If we have a right triangle then the inradius is equal to $$r=\frac{a+b-c}2,$$
where $c$ is the hypothenuse and $a$ and $b$ are the legs.
This formula is mentioned in various places and it can be useful both in geometric problems and in problems on Pythagorean triples.1
Question: How can one derive this formula?
1It is stated on Wikipedia (in the current revision without a reference). Some posts on this site where this equation (or something closely related) is mentioned:
If the radius of inscribed circle in a right triangle is $3 cm$ and the non-hypotenuse side is $14cm$, calculate triangle's area.,
Prove the inequality $R+r > \sqrt{2S}$,
In a Right Angled Triangle.,
How do I find the radius of the circle which touches three sides of a right angled triangle?, Is there a way to see this geometrically?, Range of inradius of a right Triangle.

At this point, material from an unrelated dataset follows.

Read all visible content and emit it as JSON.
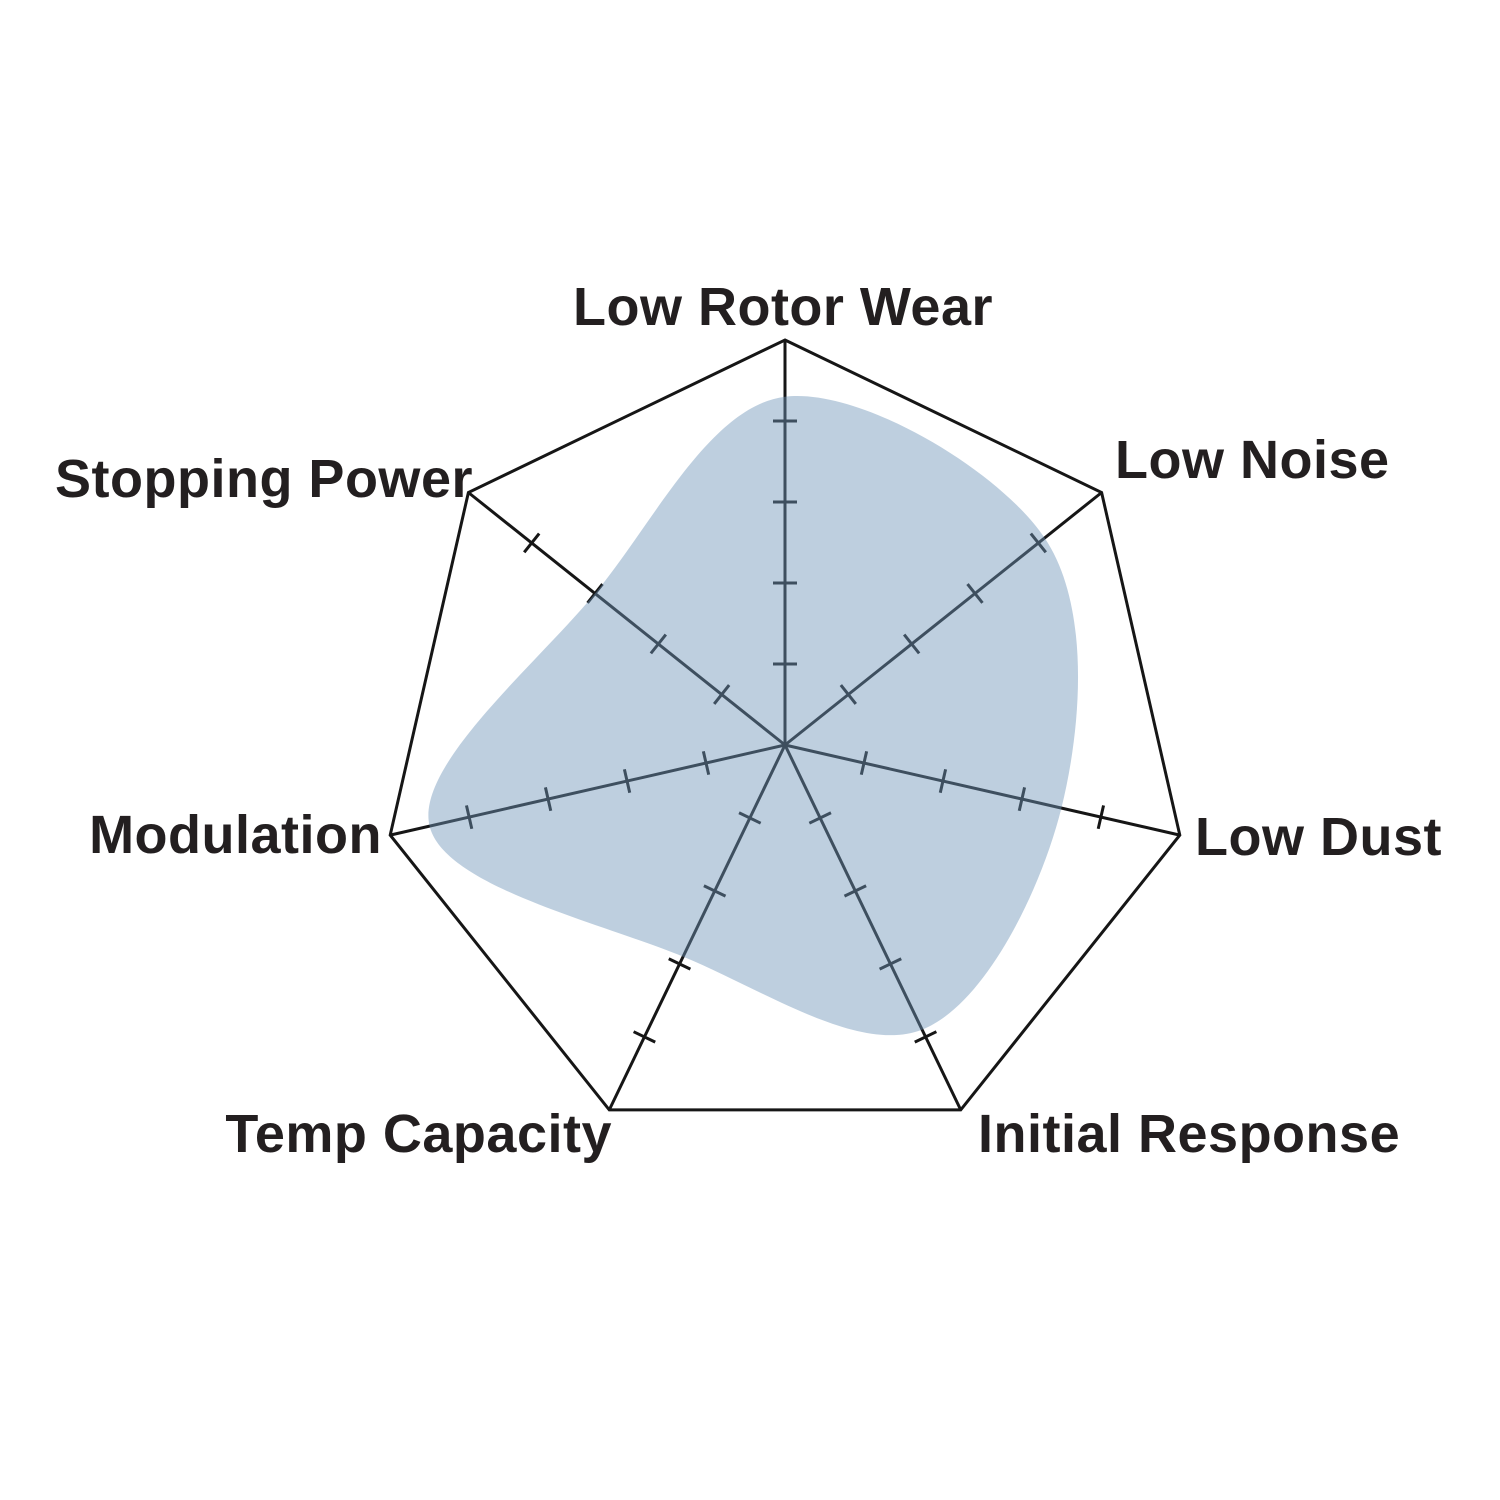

I will mention that I would be able to derive this myself in some way. (And some of the posts linked above in fact include something which basically leads to a proof.)
Still, I think that it is to have somewhere this nice fact as a reference. And I wasn't able to find on this site a question specifically about this problem.
I can post an answer myself – but I wanted to give others an opportunity to make a post first.
Best Answer
Let the tangent points be $A'$, $B'$ and $C'$ labelled in the usual way. Then, since tangents from a point to a circle have equal length, $CB'=r=CA'$.
Therefore, for the same reason, $$AB'=AC'=b-r$$ and $$BA'=BC'=a-r$$ And since $AC'+BC'=c$, we get $a-r+b-r=c$ and hence the result.